Haley Barbour, bloated redneck and former governor of Mississippi, was in Tampa last week for the Republican National Convention. He spoke at a fundraiser put on by Satan’s ass boil himself, Karl Rove. At the fundraiser he gave his thoughts on Chris Christie’s convention speech, saying:
While I would love for Christie to put a hot poker to Obama’s butt, I thought he did what he was supposed to do.
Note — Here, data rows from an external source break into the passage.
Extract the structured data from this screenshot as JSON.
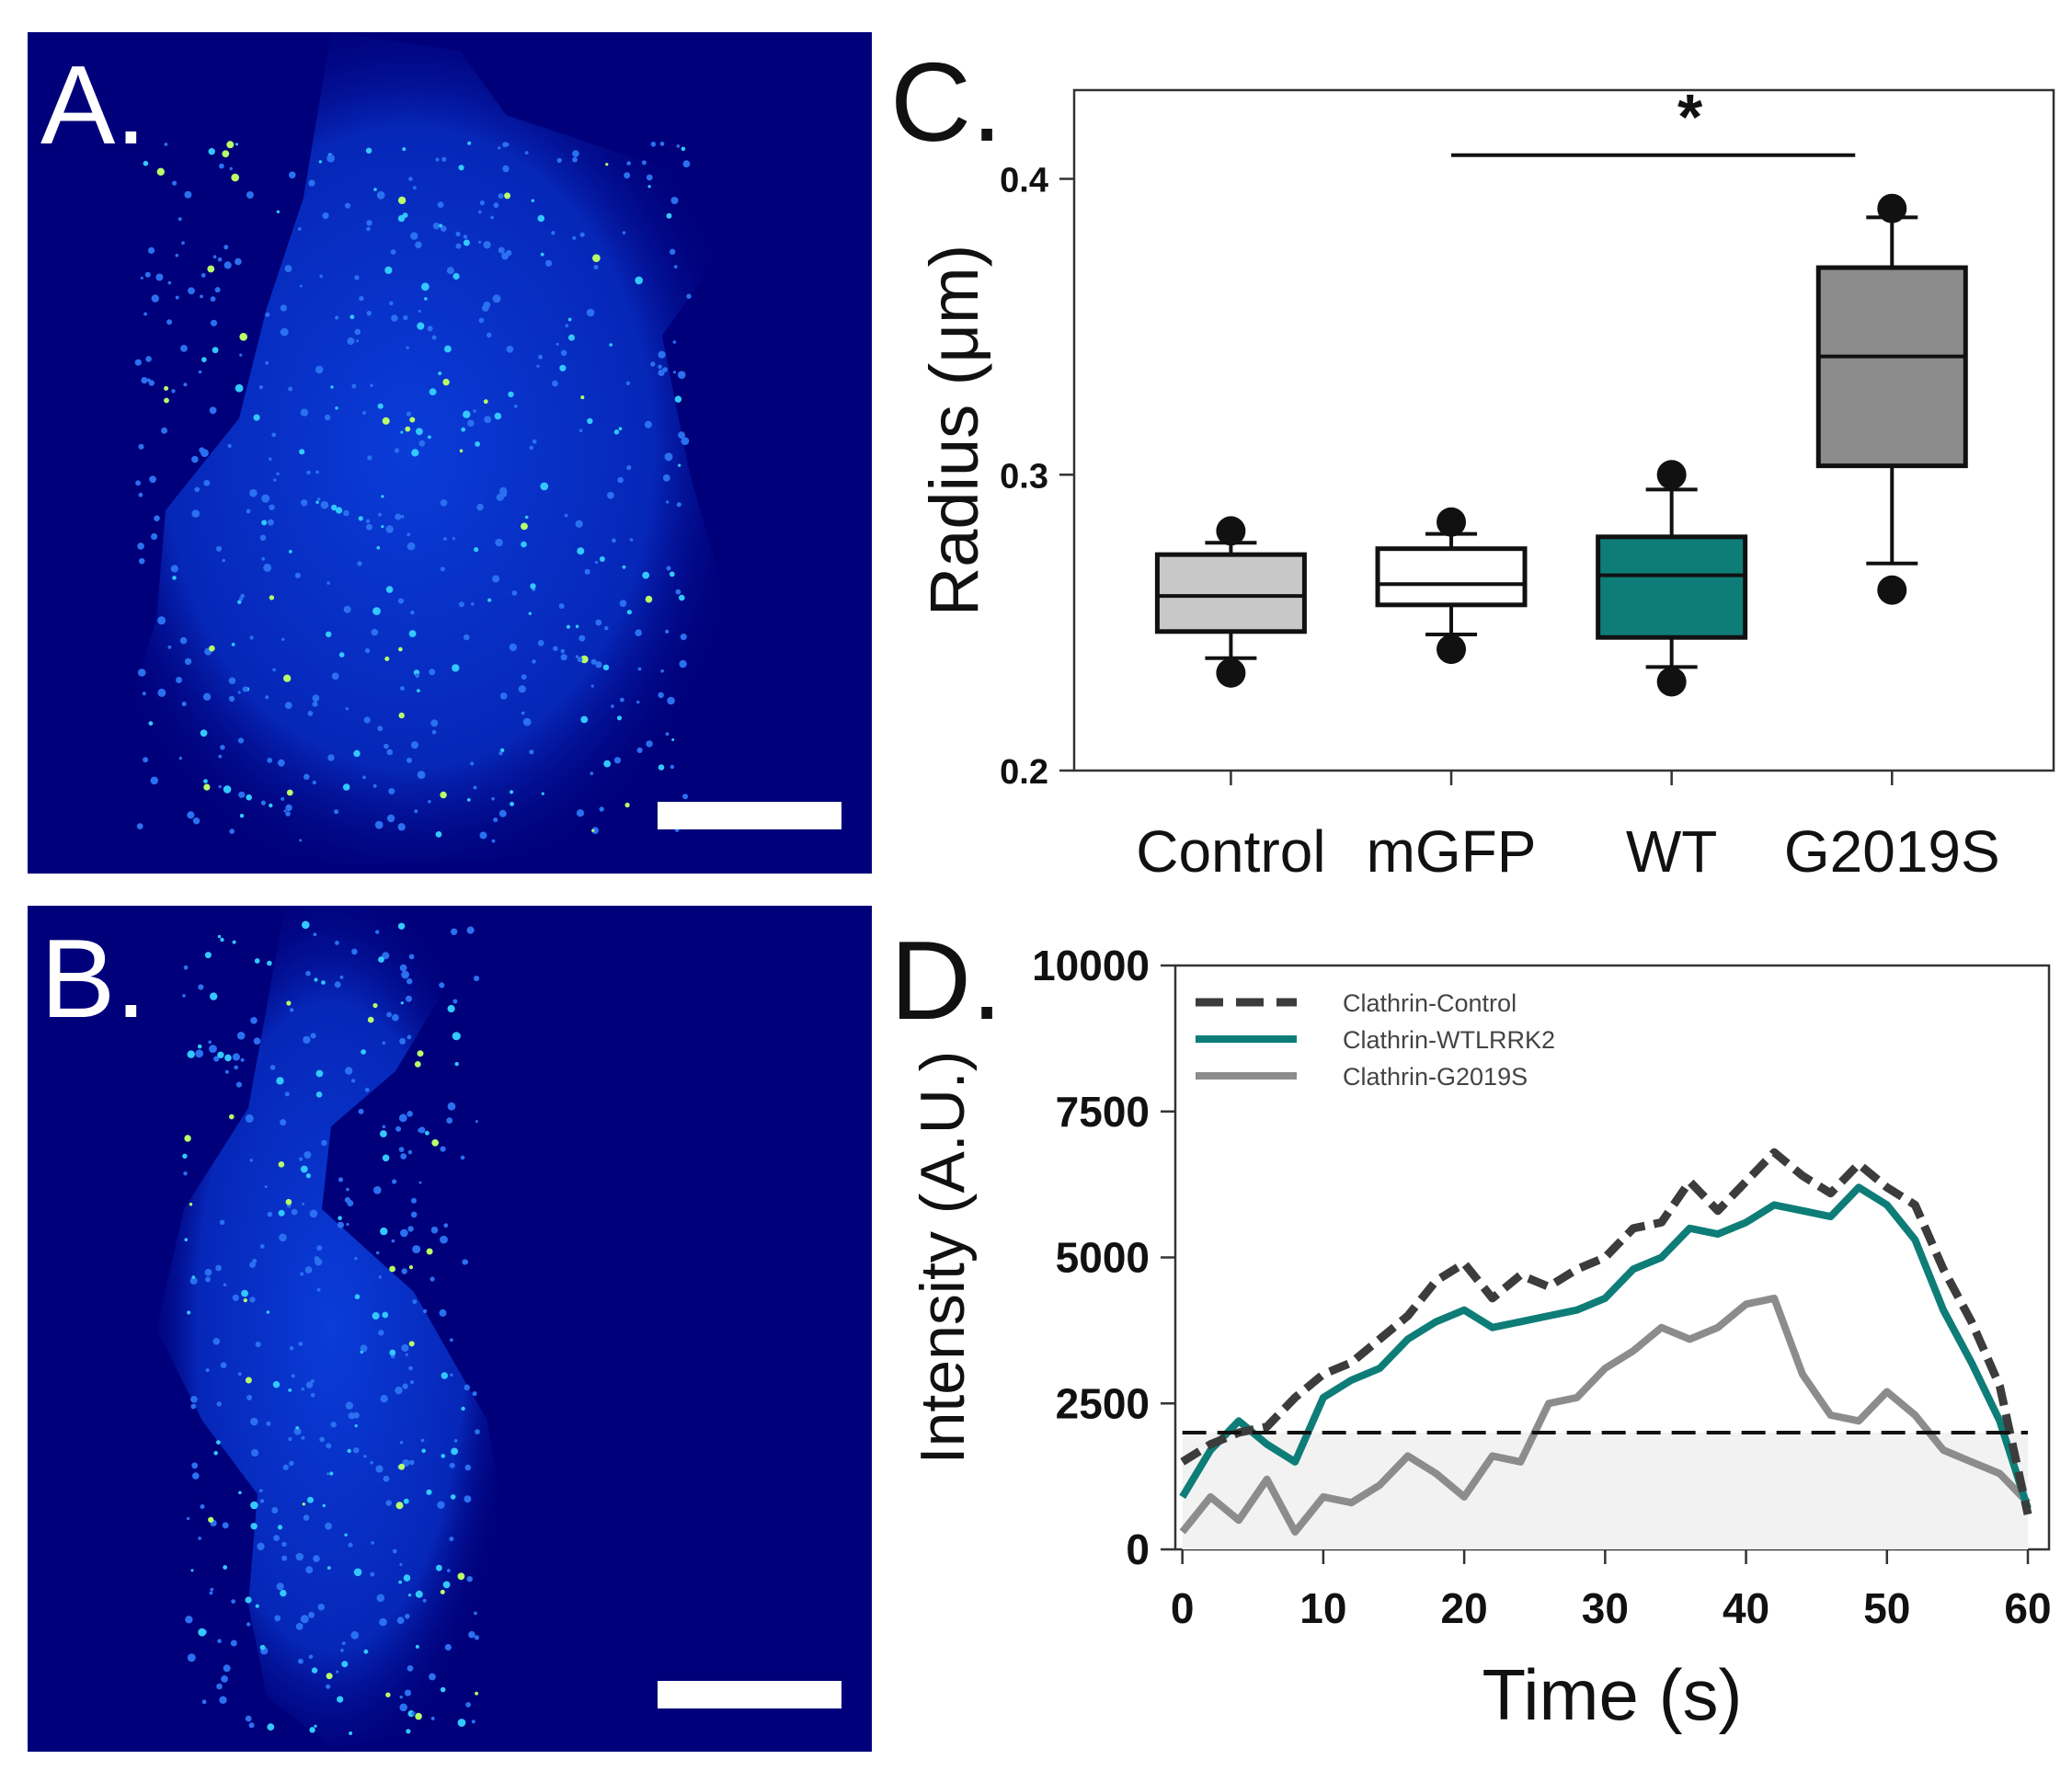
{
  "panels": {
    "a": {
      "letter": "A.",
      "bg_color": "#00007a",
      "scale_bar_color": "#ffffff"
    },
    "b": {
      "letter": "B.",
      "bg_color": "#00007a",
      "scale_bar_color": "#ffffff"
    },
    "c": {
      "letter": "C."
    },
    "d": {
      "letter": "D."
    }
  },
  "chart_data": [
    {
      "type": "box",
      "panel": "C",
      "ylabel": "Radius (μm)",
      "ylim": [
        0.2,
        0.43
      ],
      "yticks": [
        0.2,
        0.3,
        0.4
      ],
      "ytick_labels": [
        "0.2",
        "0.3",
        "0.4"
      ],
      "categories": [
        "Control",
        "mGFP",
        "WT",
        "G2019S"
      ],
      "boxes": [
        {
          "name": "Control",
          "q1": 0.247,
          "median": 0.259,
          "q3": 0.273,
          "whisker_low": 0.238,
          "whisker_high": 0.277,
          "outliers": [
            0.233,
            0.281
          ],
          "color": "#c8c8c8"
        },
        {
          "name": "mGFP",
          "q1": 0.256,
          "median": 0.263,
          "q3": 0.275,
          "whisker_low": 0.246,
          "whisker_high": 0.28,
          "outliers": [
            0.241,
            0.284
          ],
          "color": "#ffffff"
        },
        {
          "name": "WT",
          "q1": 0.245,
          "median": 0.266,
          "q3": 0.279,
          "whisker_low": 0.235,
          "whisker_high": 0.295,
          "outliers": [
            0.23,
            0.3
          ],
          "color": "#0e7d78"
        },
        {
          "name": "G2019S",
          "q1": 0.303,
          "median": 0.34,
          "q3": 0.37,
          "whisker_low": 0.27,
          "whisker_high": 0.387,
          "outliers": [
            0.261,
            0.39
          ],
          "color": "#8c8c8c"
        }
      ],
      "significance": {
        "from": "mGFP",
        "to": "G2019S",
        "y": 0.408,
        "label": "*"
      }
    },
    {
      "type": "line",
      "panel": "D",
      "xlabel": "Time (s)",
      "ylabel": "Intensity (A.U.)",
      "xlim": [
        -0.5,
        61.5
      ],
      "ylim": [
        0,
        10000
      ],
      "xticks": [
        0,
        10,
        20,
        30,
        40,
        50,
        60
      ],
      "yticks": [
        0,
        2500,
        5000,
        7500,
        10000
      ],
      "threshold": 2000,
      "threshold_span": [
        0,
        60
      ],
      "series": [
        {
          "name": "Clathrin-Control",
          "color": "#3c3c3c",
          "style": "dashed",
          "x": [
            0,
            2,
            4,
            6,
            8,
            10,
            12,
            14,
            16,
            18,
            20,
            22,
            24,
            26,
            28,
            30,
            32,
            34,
            36,
            38,
            40,
            42,
            44,
            46,
            48,
            50,
            52,
            54,
            56,
            58,
            60
          ],
          "y": [
            1500,
            1800,
            2000,
            2100,
            2600,
            3000,
            3200,
            3600,
            4000,
            4600,
            4900,
            4300,
            4700,
            4500,
            4800,
            5000,
            5500,
            5600,
            6300,
            5800,
            6300,
            6800,
            6400,
            6100,
            6600,
            6200,
            5900,
            4800,
            3900,
            2800,
            600
          ]
        },
        {
          "name": "Clathrin-WTLRRK2",
          "color": "#0e7d78",
          "style": "solid",
          "x": [
            0,
            2,
            4,
            6,
            8,
            10,
            12,
            14,
            16,
            18,
            20,
            22,
            24,
            26,
            28,
            30,
            32,
            34,
            36,
            38,
            40,
            42,
            44,
            46,
            48,
            50,
            52,
            54,
            56,
            58,
            60
          ],
          "y": [
            900,
            1700,
            2200,
            1800,
            1500,
            2600,
            2900,
            3100,
            3600,
            3900,
            4100,
            3800,
            3900,
            4000,
            4100,
            4300,
            4800,
            5000,
            5500,
            5400,
            5600,
            5900,
            5800,
            5700,
            6200,
            5900,
            5300,
            4100,
            3200,
            2200,
            700
          ]
        },
        {
          "name": "Clathrin-G2019S",
          "color": "#8c8c8c",
          "style": "solid",
          "x": [
            0,
            2,
            4,
            6,
            8,
            10,
            12,
            14,
            16,
            18,
            20,
            22,
            24,
            26,
            28,
            30,
            32,
            34,
            36,
            38,
            40,
            42,
            44,
            46,
            48,
            50,
            52,
            54,
            56,
            58,
            60
          ],
          "y": [
            300,
            900,
            500,
            1200,
            300,
            900,
            800,
            1100,
            1600,
            1300,
            900,
            1600,
            1500,
            2500,
            2600,
            3100,
            3400,
            3800,
            3600,
            3800,
            4200,
            4300,
            3000,
            2300,
            2200,
            2700,
            2300,
            1700,
            1500,
            1300,
            800
          ]
        }
      ],
      "legend_position": "top-left"
    }
  ]
}
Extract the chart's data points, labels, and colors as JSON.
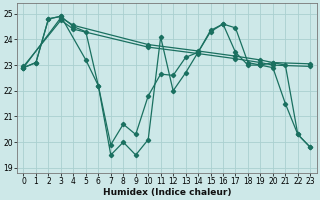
{
  "xlabel": "Humidex (Indice chaleur)",
  "bg_color": "#cde8e8",
  "grid_color": "#aad0d0",
  "line_color": "#1a7060",
  "xlim": [
    -0.5,
    23.5
  ],
  "ylim": [
    18.8,
    25.4
  ],
  "yticks": [
    19,
    20,
    21,
    22,
    23,
    24,
    25
  ],
  "xticks": [
    0,
    1,
    2,
    3,
    4,
    5,
    6,
    7,
    8,
    9,
    10,
    11,
    12,
    13,
    14,
    15,
    16,
    17,
    18,
    19,
    20,
    21,
    22,
    23
  ],
  "series": [
    {
      "x": [
        0,
        3,
        4,
        10,
        14,
        17,
        19,
        20,
        23
      ],
      "y": [
        22.9,
        24.85,
        24.55,
        23.8,
        23.55,
        23.35,
        23.2,
        23.1,
        23.05
      ]
    },
    {
      "x": [
        0,
        3,
        4,
        10,
        14,
        17,
        19,
        20,
        23
      ],
      "y": [
        22.95,
        24.75,
        24.4,
        23.7,
        23.45,
        23.25,
        23.1,
        23.0,
        22.95
      ]
    },
    {
      "x": [
        0,
        1,
        2,
        3,
        4,
        5,
        6,
        7,
        8,
        9,
        10,
        11,
        12,
        13,
        14,
        15,
        16,
        17,
        18,
        19,
        20,
        21,
        22,
        23
      ],
      "y": [
        22.9,
        23.1,
        24.8,
        24.9,
        24.5,
        24.3,
        22.2,
        19.5,
        20.0,
        19.5,
        20.1,
        24.1,
        22.0,
        22.7,
        23.5,
        24.3,
        24.6,
        23.5,
        23.0,
        23.0,
        22.9,
        21.5,
        20.3,
        19.8
      ]
    },
    {
      "x": [
        0,
        1,
        2,
        3,
        5,
        6,
        7,
        8,
        9,
        10,
        11,
        12,
        13,
        14,
        15,
        16,
        17,
        18,
        19,
        20,
        21,
        22,
        23
      ],
      "y": [
        22.9,
        23.1,
        24.8,
        24.9,
        23.2,
        22.2,
        19.9,
        20.7,
        20.3,
        21.8,
        22.65,
        22.6,
        23.3,
        23.5,
        24.35,
        24.6,
        24.45,
        23.1,
        23.0,
        23.1,
        23.0,
        20.3,
        19.8
      ]
    }
  ]
}
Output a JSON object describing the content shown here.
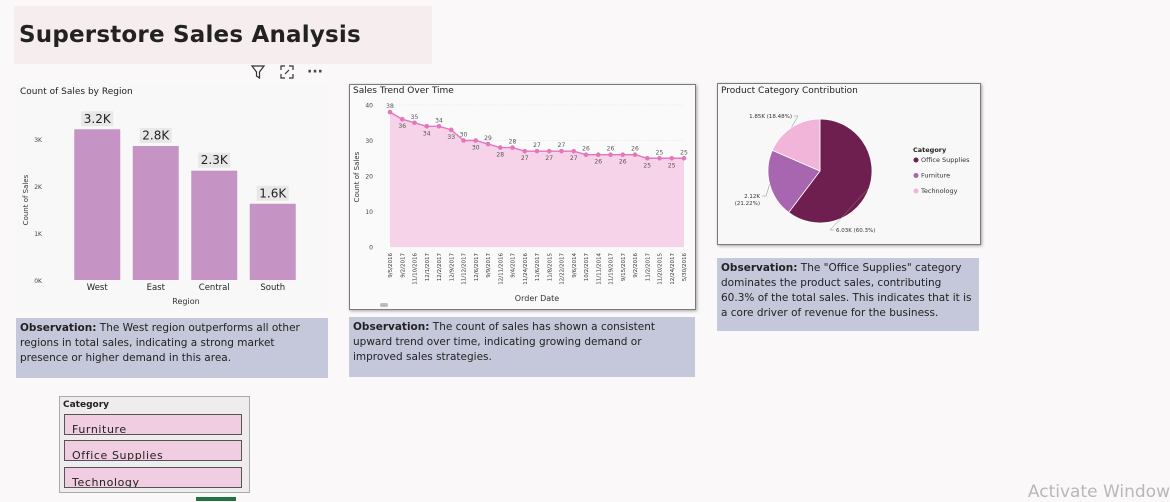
{
  "page": {
    "title": "Superstore Sales Analysis"
  },
  "toolbar": {
    "icons": [
      "filter-icon",
      "focus-mode-icon",
      "more-options-icon"
    ],
    "more_glyph": "···"
  },
  "chart_data": [
    {
      "type": "bar",
      "title": "Count of Sales by Region",
      "xlabel": "Region",
      "ylabel": "Count of Sales",
      "categories": [
        "West",
        "East",
        "Central",
        "South"
      ],
      "values": [
        3203,
        2848,
        2323,
        1620
      ],
      "data_labels": [
        "3.2K",
        "2.8K",
        "2.3K",
        "1.6K"
      ],
      "y_ticks": [
        "0K",
        "1K",
        "2K",
        "3K"
      ],
      "ylim": [
        0,
        3400
      ],
      "color": "#c594c5"
    },
    {
      "type": "area",
      "title": "Sales Trend Over Time",
      "xlabel": "Order Date",
      "ylabel": "Count of Sales",
      "y_ticks": [
        "0",
        "10",
        "20",
        "30",
        "40"
      ],
      "ylim": [
        0,
        40
      ],
      "x": [
        "9/5/2016",
        "9/2/2017",
        "11/10/2016",
        "12/1/2017",
        "12/2/2017",
        "12/9/2017",
        "11/12/2017",
        "12/6/2017",
        "9/9/2017",
        "12/11/2016",
        "9/4/2017",
        "11/24/2016",
        "11/6/2017",
        "11/8/2015",
        "12/22/2017",
        "9/6/2014",
        "10/2/2017",
        "11/11/2014",
        "11/19/2017",
        "9/15/2017",
        "9/2/2016",
        "11/2/2017",
        "11/20/2015",
        "12/24/2017",
        "5/30/2016"
      ],
      "values": [
        38,
        36,
        35,
        34,
        34,
        33,
        30,
        30,
        29,
        28,
        28,
        27,
        27,
        27,
        27,
        27,
        26,
        26,
        26,
        26,
        26,
        25,
        25,
        25,
        25
      ],
      "line_color": "#e277bd",
      "fill_color": "#f6d3e8"
    },
    {
      "type": "pie",
      "title": "Product Category Contribution",
      "legend_title": "Category",
      "legend_position": "right",
      "slices": [
        {
          "name": "Office Supplies",
          "value": 6026,
          "label": "6.03K (60.3%)",
          "color": "#6e1f4f"
        },
        {
          "name": "Furniture",
          "value": 2121,
          "label": "2.12K (21.22%)",
          "color": "#a865b0"
        },
        {
          "name": "Technology",
          "value": 1847,
          "label": "1.85K (18.48%)",
          "color": "#f0b5d9"
        }
      ]
    }
  ],
  "observations": {
    "region": {
      "label": "Observation:",
      "text": " The West region outperforms all other regions in total sales, indicating a strong market presence or higher demand in this area."
    },
    "trend": {
      "label": "Observation:",
      "text": " The count of sales has shown a consistent upward trend over time, indicating growing demand or improved sales strategies."
    },
    "category": {
      "label": "Observation:",
      "text": " The \"Office Supplies\" category dominates the product sales, contributing 60.3% of the total sales. This indicates that it is a core driver of revenue for the business."
    }
  },
  "slicer": {
    "title": "Category",
    "items": [
      "Furniture",
      "Office Supplies",
      "Technology"
    ]
  },
  "watermark": "Activate Window"
}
Really, Mr. Governor? You’d LOVE for Chris Christie to put a hot poker to Obama’s butt? It’s gotta be hot, though, right? Mmmm … yea … that’d be so hot, Christie just poking Obama’s butt as hard as he could, just really digging into that thing. Barbour’d have to pull out his handkerchief to dab his forehead as he watched them in action. Christie’s corpulent torso jiggling and jostling as he shoves his swollen poker against the president’s onyx buttocks. This is the type of moment Southern white men have lived for for centuries. Both public servants would be drenched in sweat, Barbour shivering as he watches it slowly dripping off their bodies. Christie putting his hot poker to Mr. President’s butt harder and harder and harder and then they’d make out and it’d … erm … wait …
Sorry, I got lost in Barbour’s barely repressed lust for the president. Point is, I think I know why Republicans hate President Obama so much. He won’t give up the butt. There. Mystery solved. You’re welcome, America.